Sending Party Pays for Bridging the Digital Divide

While many New Zealanders are considering the jump from copper to fibre broadband, many more aren’t considering either. It’s not that they don’t want broadband for themselves or their children, it’s because they can’t afford it.

In a report published in April, Statistics New Zealand estimated that 331,000 households don’t have broadband Internet access. A third of those households cite cost as the main reason. More troubling is that 63,000 households with dependent children don’t have access to the Internet because of cost.

Statistics also noted that 215,000 households don’t have landlines, but didn’t break down the reasons behind this. In Australia, 40% of mobile only households cited cost as the reason for not maintaining a fixed line. Going mobile only can be a huge cost saver if all you want to do is call and text. If New Zealand follows the lead of the European Union, soon up to 27% of households will be mobile only, and for many of those households cost will be the reason.

Prepay mobile and text are an amazing, inexpensive enabler of communications, and they’re easy to understand. Text messages and minutes have a cost. Sometimes in-network minutes cost less, but there’s a finite set of variables at play. On a monthly basis, prepay is usually cheaper than keeping up payments on a fixed line – and unlike fixed lines, prepay mobiles still receive calls and texts for months when you’re out of credit.

Prepay mobile data is an entirely different beast. It is far more expensive than fixed-line data, and comes in far smaller allocations. It’s allocated in bytes, not minutes, and it can be hard even for technical users to understand how bytes are getting spent. A simple mistake like allowing Windows Update to run over mobile data could see a data cap meant to last a month gone in minutes.

It’s true that mobile data is more expensive to provide than fixed-line data, though in New Zealand some of this expense comes from government policies around the sale of radio spectrum and carriers’ abilities to build radio towers. Other factors include New Zealand’s low population density. The end result is that prepay mobile data on Telecom’s and Vodafone’s national networks can be 50x more expensive than data on their fixed line networks.

It’s also true that the amount of mobile data required to perform most day to day tasks on the Internet is vanishingly small, and using the mobile web can be surprisingly inexpensive. For less than the standard cost of a prepay text message, you could check your balance on a mobile-optimised online banking website, download a Charles Dickens novel from Project Gutenberg, and have an entire conversation via Facebook Messenger.
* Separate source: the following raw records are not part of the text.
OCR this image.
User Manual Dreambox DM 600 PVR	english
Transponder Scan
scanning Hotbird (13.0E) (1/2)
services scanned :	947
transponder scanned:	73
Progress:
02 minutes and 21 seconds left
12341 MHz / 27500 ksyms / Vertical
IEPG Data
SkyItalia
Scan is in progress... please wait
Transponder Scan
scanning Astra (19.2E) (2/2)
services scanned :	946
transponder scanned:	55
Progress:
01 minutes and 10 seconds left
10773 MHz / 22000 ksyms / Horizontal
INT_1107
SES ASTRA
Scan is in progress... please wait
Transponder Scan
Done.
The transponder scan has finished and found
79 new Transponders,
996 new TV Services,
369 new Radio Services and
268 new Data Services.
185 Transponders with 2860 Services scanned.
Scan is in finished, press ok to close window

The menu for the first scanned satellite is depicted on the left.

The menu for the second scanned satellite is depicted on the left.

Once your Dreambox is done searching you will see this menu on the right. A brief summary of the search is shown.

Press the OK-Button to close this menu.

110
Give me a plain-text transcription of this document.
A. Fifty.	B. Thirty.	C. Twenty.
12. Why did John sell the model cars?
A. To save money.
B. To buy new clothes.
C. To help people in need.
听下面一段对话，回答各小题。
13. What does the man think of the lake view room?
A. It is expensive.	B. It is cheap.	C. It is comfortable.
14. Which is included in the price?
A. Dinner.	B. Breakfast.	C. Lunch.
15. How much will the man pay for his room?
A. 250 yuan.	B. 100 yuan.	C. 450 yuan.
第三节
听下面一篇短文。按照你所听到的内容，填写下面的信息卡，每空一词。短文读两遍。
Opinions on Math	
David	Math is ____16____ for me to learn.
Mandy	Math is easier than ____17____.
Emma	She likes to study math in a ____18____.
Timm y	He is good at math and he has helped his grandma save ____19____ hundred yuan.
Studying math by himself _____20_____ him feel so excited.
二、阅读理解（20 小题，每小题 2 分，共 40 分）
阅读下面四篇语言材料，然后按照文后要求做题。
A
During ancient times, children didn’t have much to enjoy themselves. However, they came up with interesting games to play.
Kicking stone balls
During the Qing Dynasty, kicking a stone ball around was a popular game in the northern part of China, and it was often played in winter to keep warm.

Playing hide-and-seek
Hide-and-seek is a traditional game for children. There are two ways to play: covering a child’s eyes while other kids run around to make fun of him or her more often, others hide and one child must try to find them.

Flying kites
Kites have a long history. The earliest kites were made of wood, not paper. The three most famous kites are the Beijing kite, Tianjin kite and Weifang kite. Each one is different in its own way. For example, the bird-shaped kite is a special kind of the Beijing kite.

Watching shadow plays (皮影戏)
The cost of optimised mobile data is so small that when Amazon sell a 3G-enabled Kindle, they include free 3G data for life, worldwide. Take your Kindle anywhere and the cost of browsing their store or downloading a new book is zero. Want to Tweet that you’ve finished a book? That’s free too. Similarly, Facebook have launched a product in many countries called “Facebook Zero”, where all mobile data traffic associated with viewing and posting status updates (but not watching movies) on a special Facebook page is free.

Even though only a small amount of data is required for many important Internet tasks, if you’ve blown your data cap watching a YouTube video or listening to streaming music, you’re out of luck until you can afford to top up your account again – and if your child needs the Internet for schoolwork, they’re out of luck too. Such situations result in the worst kind of social exclusion, and only serve to widen the digital divide.

This is a solvable problem, and a solution can be had without new legislation or regulation of the telecommunications industry. Amazon and Kindle have shown us that there is a market mechanism for providing free mobile data to end users: Sending Party Pays.

The idea of Sending Party Pays (SPP) has been around since the days of the Penny Post, and was the standard medium of business communication for the hundreds of years before the advent of the Internet. It allows businesses and government to directly pay carriers to communicate with customers or constituents who might not otherwise have the desire or means to pay for such communications. It further provides an incentive for senders to be concise and efficient with communications, both in terms of quality and quantity. It’s a proven model that needs to be extended into the digital age.

I call on government to commit to offering mobile-optimised versions of all government, social services, National Library, and Network4Learning resources in a Sending Party Pays arrangement with mobile carriers. Every New Zealander with a working SIM card should be able to access such services no matter their financial situations. Given the low transactional costs possible with 3G data, for a few million dollars a year we could make sure no one is excluded from a digital revolution that should be raising up all members of our society.

There will always be a place for requester pays content. In the present business model, all mobile web content is the equivalent of an 0900 call on a landline. When it comes to socially beneficially information, that’s not right. Uploading party pictures or watching the latest viral video shouldn’t be free, but everyone should be able to access education, health care, social services, and government resources for free, and as a society we should be providing this access in the easiest, most efficient manner possible.

If you want to discuss the policies, commercial mechanics, or the technologies that would enable a broad move to the provision of Sending Party Pays 3G data, come to NetHui in Wellington this July and let’s get on with ensuring Internet services are accessible for all New Zealanders.